処分しづらい本

 

大学時代に本を買うお金が十分になくて苦労した。先輩の家を訪ねた折、欲しかった専門書を本棚に見つけて羨望の眼差しで眺めたこともあった。現在もいまだに本に対する執着心が人一倍大きく、その頃の渇望感が心の奥底にヘドロのように堆積している。その結果、読まないような単行本や全集まで集め、たくさんの書籍を書庫いっぱいにしまい込んでいる。この状況では、たぶんこれから始まる終活でも処分に困るだろう。

友達に貸して返ってこなかった本が2冊ある。これは他の人に比べれば少ないかもしれない。一冊はフランス不条理演劇のイヨネスコ、もう一冊は某氏の経済成長論の本だ。今も、著者・書名が私の頭から離れない。イヨネスコは、資産家の息子である友人から強く貸してくれと言われたのでしぶしぶ貸した。また、後者の成長論は、別の友人が仕事で必要だったので貸したのである。私が不要であったわけではない。そのため、これについてはだいぶ経ってから、自分でとうとう耐えきれず買い直した。自分でもこの飽くなき物欲に嫌気がさすが、私の心から本に対する執着心が消えることは決してないだろう。

その演劇の本を貸した友人から何十年ぶりかに電話があった。話しの主旨は金の無心であったが、話の中で先方から問わず語りにイヨネスコの戯曲本が借りっぱなしになって今も自分のところにあると言っていた。もっとも、だから本を返すという話にはならなかった。借金申込はもちろん即座にお断りしたが、友人の家でも今だに貸した本が存在感を放ち、罪の意識を事あるごとに再認識させているらしい。それは誠に結構なことだ。

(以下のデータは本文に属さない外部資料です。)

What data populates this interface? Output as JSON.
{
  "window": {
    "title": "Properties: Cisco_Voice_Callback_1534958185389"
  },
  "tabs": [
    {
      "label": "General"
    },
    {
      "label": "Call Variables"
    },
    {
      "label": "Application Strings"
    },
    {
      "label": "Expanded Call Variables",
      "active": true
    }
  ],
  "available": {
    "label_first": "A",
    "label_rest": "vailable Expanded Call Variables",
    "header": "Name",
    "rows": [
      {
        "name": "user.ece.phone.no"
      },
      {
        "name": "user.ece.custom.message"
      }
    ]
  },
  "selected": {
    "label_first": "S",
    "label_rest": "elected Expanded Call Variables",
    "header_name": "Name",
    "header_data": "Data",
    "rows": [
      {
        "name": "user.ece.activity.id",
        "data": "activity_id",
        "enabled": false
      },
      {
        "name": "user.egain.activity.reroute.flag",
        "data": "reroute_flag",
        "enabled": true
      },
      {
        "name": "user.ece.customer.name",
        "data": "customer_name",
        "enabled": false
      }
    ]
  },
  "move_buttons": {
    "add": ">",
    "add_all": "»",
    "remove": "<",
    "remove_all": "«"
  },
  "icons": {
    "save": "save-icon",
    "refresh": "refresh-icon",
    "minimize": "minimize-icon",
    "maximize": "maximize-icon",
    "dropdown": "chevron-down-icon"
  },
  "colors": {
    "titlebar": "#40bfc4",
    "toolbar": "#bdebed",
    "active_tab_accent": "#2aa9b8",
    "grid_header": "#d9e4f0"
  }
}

恩師の著作を若い頃から集めている。以前比較的安かった戦前出版された本も、研究者が世代交代し、専門雑誌で見直され話題になってからは急に需要が増え大変高価な貴重本となった。これらは私のコレクションのトップを飾るものであるが、私の身の周りの者はその価値が分からないだろう。たぶん十把一絡げで処分した際は古本屋が大儲けするはずである。苦労して手に入れた貴重本は、もちろん読み直しているがまだまだ研究が十分ではないし、納得していない。棚の本を見るたびに、不勉強を恥じる次第である。

だいぶ前のことであるが、有名なフォン・ノイマン、モルゲンシュタインのゲーム理論の原書を、アメリカの古書店のサイトで見つけ、比較的安価で手に入れた。ハードカバー豪華本のトビラを開いてビックリした。その数年前になくなった著名なアメリカの数学研究者の蔵書サインがあったからだ。こんな有名な先生方でも亡くなると大事な蔵書はすぐにこのような目にあうのだ。誰が売り飛ばしたのだろう。蔵書の末路は哀しい。